The ITTF has moved leadership training from rhetoric to results by naming 10 federation presidents for a new six-month programme that could affect how table tennis is funded, governed and delivered in their countries. The inaugural cohort, run with Questline, reaches South Africa, Botswana, Nigeria, Congo Brazzaville, Peru, Pakistan, the Netherlands, Belgium, Iceland and Palau, giving the federation a small but strategically chosen group of decision-makers with direct influence over national programmes.
The selected presidents are Thabang Godfrey Theiso of the South African Table Tennis Board, Kudzanani Motswagole of the Botswana Table Tennis Association, Adesoji Tayo of the Nigeria Table Tennis Federation, Aimé Christian Wonga of the Congo Brazzaville Table Tennis Federation, Magali Montes Obregon of the Peru Table Tennis Federation, Ahmer Mallic of the Pakistan Table Tennis Federation, Irene Faber of Nederlandse Tafeltennisbond, Jean-Michel Mureau of the Royal Belgian Table Tennis Federation, Audur Tinna Adalbjarnardottir of the Icelandic Table Tennis Association and Dillon Meriang of the Palau Table Tennis Association. ITTF said the group spans five continents, underscoring how widely the federation wants its influence to travel.
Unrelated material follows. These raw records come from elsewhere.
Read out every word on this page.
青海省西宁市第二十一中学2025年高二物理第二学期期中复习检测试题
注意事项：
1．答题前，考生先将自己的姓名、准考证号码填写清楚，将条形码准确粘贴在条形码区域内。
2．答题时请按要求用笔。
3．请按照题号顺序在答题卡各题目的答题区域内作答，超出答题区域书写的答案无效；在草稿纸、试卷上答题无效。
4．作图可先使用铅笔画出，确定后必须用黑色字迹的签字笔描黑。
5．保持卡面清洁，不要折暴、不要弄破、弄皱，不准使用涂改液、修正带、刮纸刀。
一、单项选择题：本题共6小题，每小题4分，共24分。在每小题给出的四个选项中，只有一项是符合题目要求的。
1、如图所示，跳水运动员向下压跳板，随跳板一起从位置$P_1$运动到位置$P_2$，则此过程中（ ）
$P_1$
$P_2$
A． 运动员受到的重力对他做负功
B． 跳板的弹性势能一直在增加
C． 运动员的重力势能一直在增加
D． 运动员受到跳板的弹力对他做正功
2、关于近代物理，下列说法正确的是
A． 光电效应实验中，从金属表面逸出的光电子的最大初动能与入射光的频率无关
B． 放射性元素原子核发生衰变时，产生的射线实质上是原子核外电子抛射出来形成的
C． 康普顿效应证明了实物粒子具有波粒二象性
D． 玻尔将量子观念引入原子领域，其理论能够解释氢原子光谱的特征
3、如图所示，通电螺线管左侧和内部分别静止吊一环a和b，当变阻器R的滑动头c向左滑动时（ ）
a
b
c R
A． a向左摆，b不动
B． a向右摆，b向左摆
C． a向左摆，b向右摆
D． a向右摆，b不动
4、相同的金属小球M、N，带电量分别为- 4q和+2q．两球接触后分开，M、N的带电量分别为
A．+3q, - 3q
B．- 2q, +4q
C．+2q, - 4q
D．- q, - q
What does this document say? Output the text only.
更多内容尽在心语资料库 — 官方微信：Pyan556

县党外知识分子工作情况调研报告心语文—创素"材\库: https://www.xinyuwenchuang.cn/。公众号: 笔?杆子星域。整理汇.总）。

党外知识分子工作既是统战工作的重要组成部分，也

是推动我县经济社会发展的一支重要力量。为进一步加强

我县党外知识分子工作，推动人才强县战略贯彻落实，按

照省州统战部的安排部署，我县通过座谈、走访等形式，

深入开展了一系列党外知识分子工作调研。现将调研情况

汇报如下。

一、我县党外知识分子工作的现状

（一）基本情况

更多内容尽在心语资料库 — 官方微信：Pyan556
The programme was first announced on 27 April 2026 and was launched publicly at the ITTF World Team Table Tennis Championships Finals London 2026. ITTF says it is structured around five phases that move participants from learning to insight, from insight to impact and from impact to legacy. That sequence matters because the real prize is not classroom language but sharper national governance, stronger event delivery and better pathways for athletes trying to move from domestic systems into international competition.
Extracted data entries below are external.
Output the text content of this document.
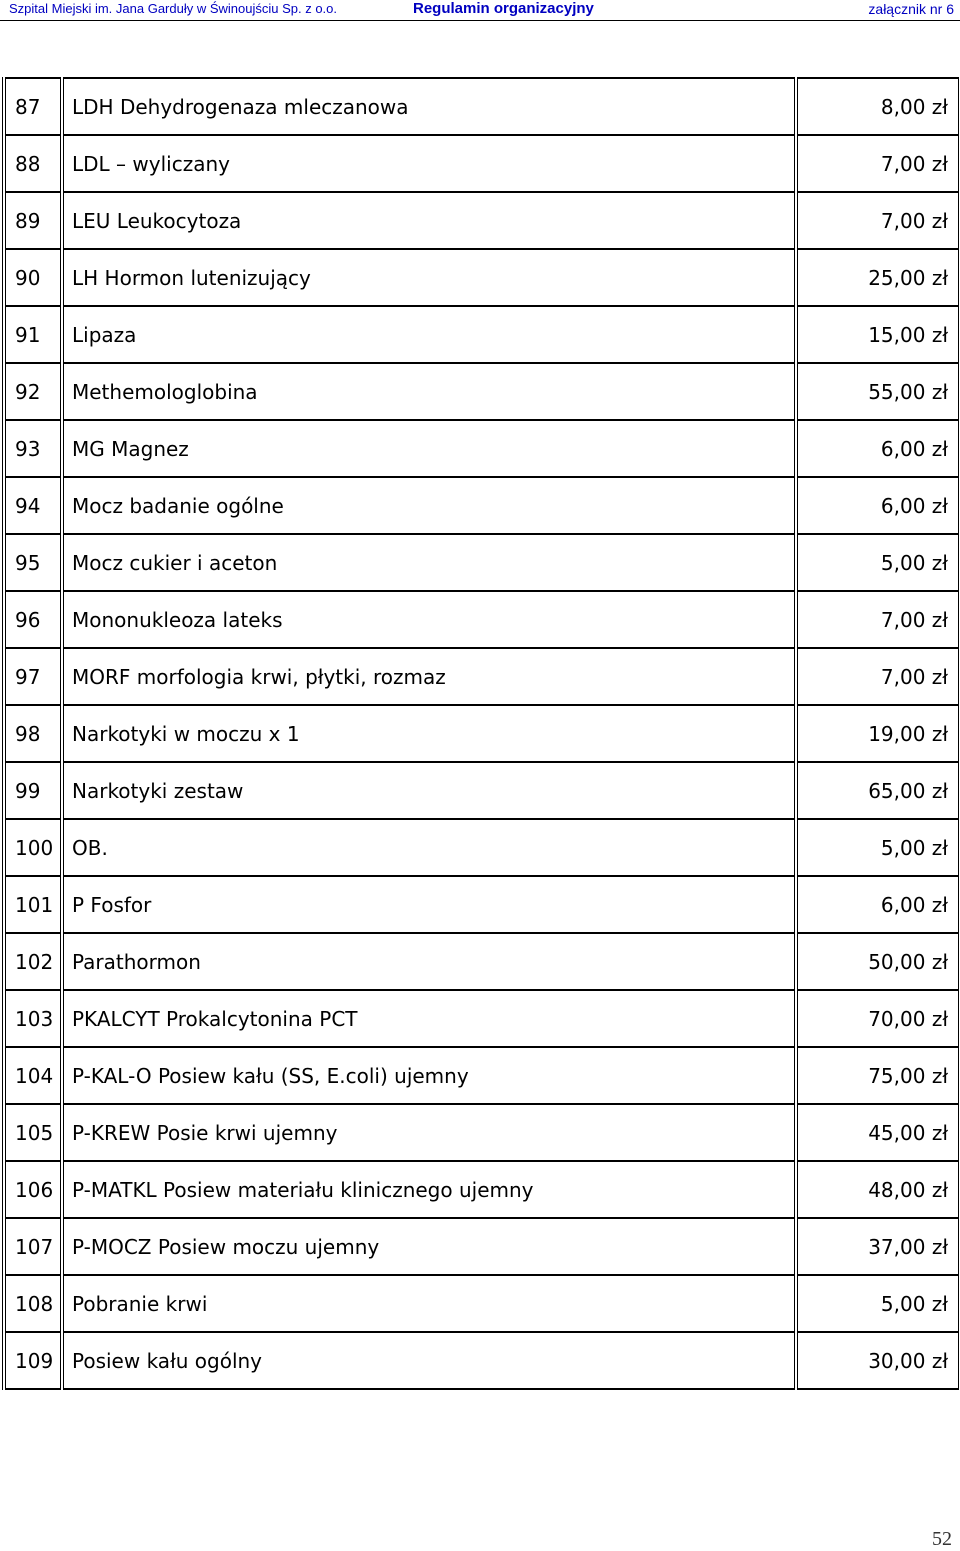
Szpital Miejski im. Jana Garduły w Świnoujściu Sp. z o.o.	Regulamin organizacyjny	załącznik nr 6
87	LDH Dehydrogenaza mleczanowa	8,00 zł
88	LDL – wyliczany	7,00 zł
89	LEU Leukocytoza	7,00 zł
90	LH Hormon lutenizujący	25,00 zł
91	Lipaza	15,00 zł
92	Methemologlobina	55,00 zł
93	MG Magnez	6,00 zł
94	Mocz badanie ogólne	6,00 zł
95	Mocz cukier i aceton	5,00 zł
96	Mononukleoza lateks	7,00 zł
97	MORF morfologia krwi, płytki, rozmaz	7,00 zł
98	Narkotyki w moczu x 1	19,00 zł
99	Narkotyki zestaw	65,00 zł
100	OB.	5,00 zł
101	P Fosfor	6,00 zł
102	Parathormon	50,00 zł
103	PKALCYT Prokalcytonina PCT	70,00 zł
104	P-KAL-O Posiew kału (SS, E.coli) ujemny	75,00 zł
105	P-KREW Posie krwi ujemny	45,00 zł
106	P-MATKL Posiew materiału klinicznego ujemny	48,00 zł
107	P-MOCZ Posiew moczu ujemny	37,00 zł
108	Pobranie krwi	5,00 zł
109	Posiew kału ogólny	30,00 zł
52
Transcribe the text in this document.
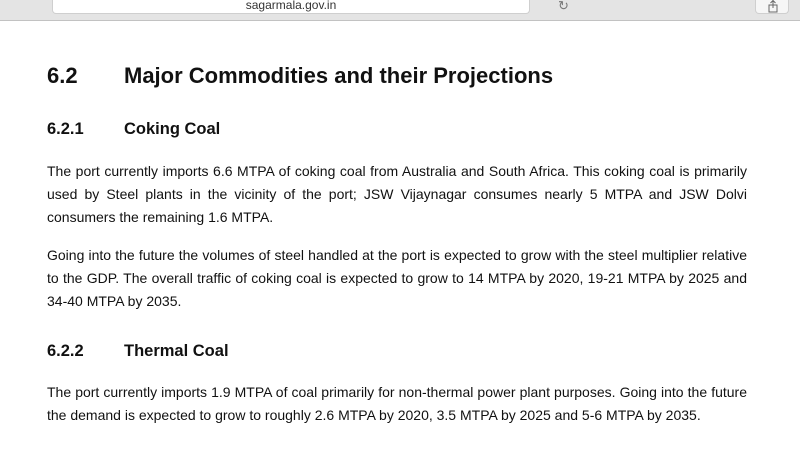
sagarmala.gov.in	↻
6.2 Major Commodities and their Projections
6.2.1 Coking Coal
The port currently imports 6.6 MTPA of coking coal from Australia and South Africa. This coking coal is primarily used by Steel plants in the vicinity of the port; JSW Vijaynagar consumes nearly 5 MTPA and JSW Dolvi consumers the remaining 1.6 MTPA.
Going into the future the volumes of steel handled at the port is expected to grow with the steel multiplier relative to the GDP. The overall traffic of coking coal is expected to grow to 14 MTPA by 2020, 19-21 MTPA by 2025 and 34-40 MTPA by 2035.
6.2.2 Thermal Coal
The port currently imports 1.9 MTPA of coal primarily for non-thermal power plant purposes. Going into the future the demand is expected to grow to roughly 2.6 MTPA by 2020, 3.5 MTPA by 2025 and 5-6 MTPA by 2035.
ITTF also said each yearly cohort will feed into an evolving ITTF Leadership Insights Report, creating a knowledge base for future presidents and member associations. That gives the project a policy edge beyond simple professional development: the lessons gathered from this first group could shape how federations approach club growth, talent pipelines, compliance and sustainability across the sport.

The launch lands in ITTF’s centenary year. Founded in 1926, the federation is marking 100 years in 2026 and says it now has 227 member associations, the highest number among international sport federations. Its 2026 Participation Programme adds scale to the pitch, with 76 member associations involved in 2025, 133 activities delivered, 9,802 participants reached and 45 percent female participation overall.
The timing also fits a wider structural reset. On 2 March 2026, ITTF said it created a dedicated Member Associations Department to bring development, education, governance, institutional legal and sustainability work under one roof. With London hosting the centenary World Team Championships Finals and Dakar set to stage the first-ever IOC Youth Olympic Games in Africa, the federation is using 2026 to push a simple message: leadership capacity is now part of competitive advantage.